Yanına 25-30 kişilik bir grup alarak Halep-Afrin arasındaki yola geçtiğini anlatan sanık, ifadesinde şu bilgileri verdi:
"Harekat bitene kadar bu yolun güvenliğinden sorumluydum. Bu yolda geçici kontrol noktasında gelen giden araçları ve sivilleri kontrol etmekteydik. Zeytin Dalı Harekatı esnasında Afrin'de sivillerin şehir dışına çıkmalarını engellemek amacıyla yol üzerinde nöbet tuttum. YPG'lilerin Afrin'de yaşayan bazı zengin aileleri gizlice çıkartarak, Halep'e gitmelerine izin verdiklerine şahit oldum hatta Afrin'de yaşayan ve örgüte uyuşturucu ticaretinden para veren bir aileyi eşyalarıyla çıkarttılar."
Türkiye'de güvenlik güçlerince yürütülen operasyonlar nedeniyle yurt içinde faaliyet yürüten örgüt mensuplarının eylem yapamaz hale geldiğini aktaran Temur G, "Örgütün üst yönetim ile ilişkileri kopuk. 2013 yılından beri Suriye'de faaliyet yürüttüğüm için Suriye'de artık Türkiye'den örgüte katılım yapan çok az." dedi.
Temur G, şu ifadeleri kullandı:
"Terör örgütü PKK'ya katılımların büyük çoğunluğunun genelde HDP il ve ilçe binaları üzerinden yapıldığını düşünüyorum. Terör örgütü PKK'ya son süreçte Türkiye üzerinden katılım yok denecek kadar az. Bu nedenle örgüt yönetimi Avrupa üzerinden yapılan katılımlara önem vermekte. Avrupa'da terör örgütüne katılım yapmaya karar verenler, orada örgüte bağlı dernek ve benzeri kuruluşlara giderek katılım yapmak istediğini söyler ve daha sonra uçağa binerek Süleymaniye'ye gelir. Süleymaniye'deki örgüt kadroları gelenleri teslim alır ve daha sonra Gare, Zap, Metina ve Kandil gibi alanlara aktarımlarını yapar."

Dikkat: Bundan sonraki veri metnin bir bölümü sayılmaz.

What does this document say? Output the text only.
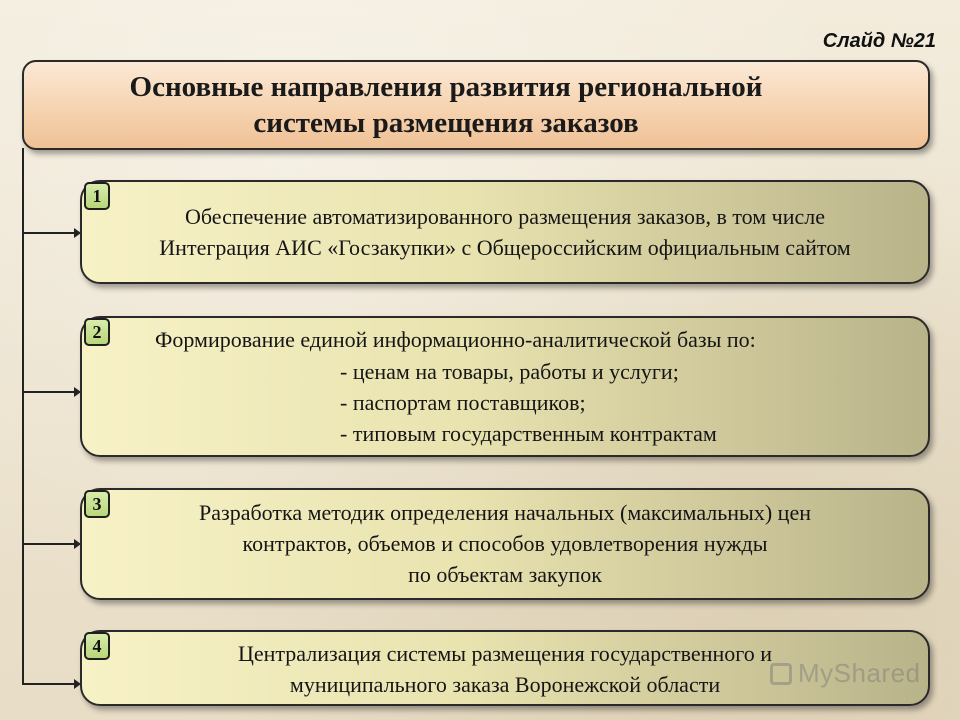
Слайд №21
Основные направления развития региональной
системы размещения заказов
1
Обеспечение автоматизированного размещения заказов, в том числе
Интеграция АИС «Госзакупки» с Общероссийским официальным сайтом
2	Формирование единой информационно-аналитической базы по:
- ценам на товары, работы и услуги;
- паспортам поставщиков;
- типовым государственным контрактам
3	Разработка методик определения начальных (максимальных) цен
контрактов, объемов и способов удовлетворения нужды
по объектам закупок
4	Централизация системы размещения государственного и
муниципального заказа Воронежской области	MyShared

- "Şüphelinin eylemi vahim nitelikte"
İddianamenin sonuç kısmında şu değerlendirmede bulunuldu:
"Şüpheli üst düzey terör örgütü üyelerinin verdiği talimat doğrultusunda Zeytin Dalı Harekatı sona erene kadar Afrin içerisinde bulunan sivil halkın şehir dışına çıkmasına izin vermemiştir. Bu eylemi, silahlı terör örgütü PKK/KCK/PYD/YPG'nin, devlet topraklarının tamamını veya bir kısmını yabancı bir devletin egemenliği altına koymaya veya devletin bağımsızlığını zayıflatmaya, birliğini bozmaya veya devletin egemenliği altında bulunan topraklardan bir kısmını devlet idaresinden ayırmaya yönelik fiil ve amacı kapsamında gerçekleştirmiştir. Şüphelinin eyleminin vahim nitelikte olduğu, TSK'nin yurt dışında terör örgütü mensuplarına yönelik gerçekleştirdiği harekatlar sırasında çatışma bölgelerinde aktif gerçekleştirdiği eylem ile mağduru belli olmayan kişilere karşı, birden fazla kişiyle ve silahla, 'kişiyi hürriyetinden yoksun bırakma' ile 'devletin birliğini ve ülke bütünlüğünü bozma suçu' işlediği anlaşılmıştır."
İddianamede, tutuklu sanık Temur G'nin "devletin birliği ve ülke bütünlüğünü bozmak" ve "kişiyi hürriyetinden yoksun kılmak" suçlarından ağırlaştırılmış müebbet ile 7 yıldan 14 yıla kadar hapisle cezalandırılması isteniyor.